Mais alors que la troupe intègre la chorégraphie du champion, au loin, une épaisse fumée noire se dégage du Djebel Chambi. Contraste dans le paysage. « Un missile de l’armée, sûrement », commente avec flegme Moez Helali, le directeur du centre, géographe de forma­tion. Habitués à cohabiter avec les opérations militaires autant que la présence fantomatique des djihadistes dans leurs montagnes, les kids du centre continuent leur partie de basket, et les Ghar Boys, leur cours de popping. « Ça se passe comme ça ici, et demain matin, l’un ira travailler avec son père sur un chantier de maçonnerie, d’autres rejoindront les cours après la sortie des moutons. C’est leur vie. » Plutôt que de terrorisme, Moez préfère parler des« évènements ». c· est que la famille Helali a payé son tribut. Le djihadisme ne lui a pas seulement pris ses terres mais aussi l’un de ses fils : Raout,« le plus beau garçon de la famille », un neveu tué en octobre 2015 lors d’un bombardement sur Alep.

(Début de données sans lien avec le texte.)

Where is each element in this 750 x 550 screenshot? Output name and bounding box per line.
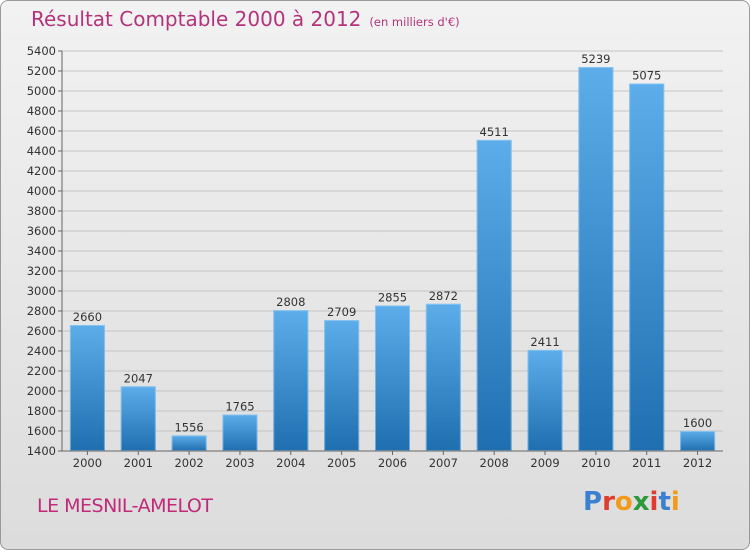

Personne n’a compris comment ce jeune homme discret, passionné de mode et de breakdance, avait pu se retrouver en Syrie. « Il faisait partie de la première génération du crew des Ghar Boys», raconte Adnen Helali, le cousin de Moez, hom­me de lettres, figure engagée de la scène culturelle locale, devenu une figure tutélaire pour les jeunes de Semmama.
Son destin a marqué le clan, au point d’inspirer un slam à Khoissay, le poète du crew : « Je danserai malgré les terroristes».« Cette monta­gne, elle est à nous, elle est trop belle pour Photoshop, la guerre ne nous fera pas partir ! » Lors du spectacle de fin de stage, il animera le public au son des tambours traditionnels.« Les jeunes ont conscien­ce d’où ils viennent, commente, ému, le directeur. L’ouverture et le métissage ne menacent pas notre identité, elles l’enrichissent. » Finalement, les démonstrations de break se mêleront aux chants et aux danses de Mbarka, la doyenne de Semmama, 88 ans.
Tous rêvent de tenter leur chance ailleurs, et des JO ; certains ont le niveau pour tenter les qualifications. Encore faudra-t-il que le gou­vernement permette la création d’une fédération pour y participer. Le sport souffre d’un cruel défaut de financements en Tunisie. La breakdance y est pourtant populaire en bien des régions ; avec ses workshops, South Eagle est un artisan de sa discipline. Quant à Mar­vel, originel du Djebel Lahmar, la« montagne rouge», anciens bidon­villes du quartier El Omrane en bordure de Tunis, il travaille sur des chorégraphies internationales. Entre les deux professeurs et leurs élèves, la rencontre aura été intense, la séparation difficile. Mais ce stage n’était que le premier d’une série ; ils reviendront. Amine con­clut : « Ils ont du talent, ils en veulent, mais ils devront sortir de leur zone de confort. On veut les mener loin … ».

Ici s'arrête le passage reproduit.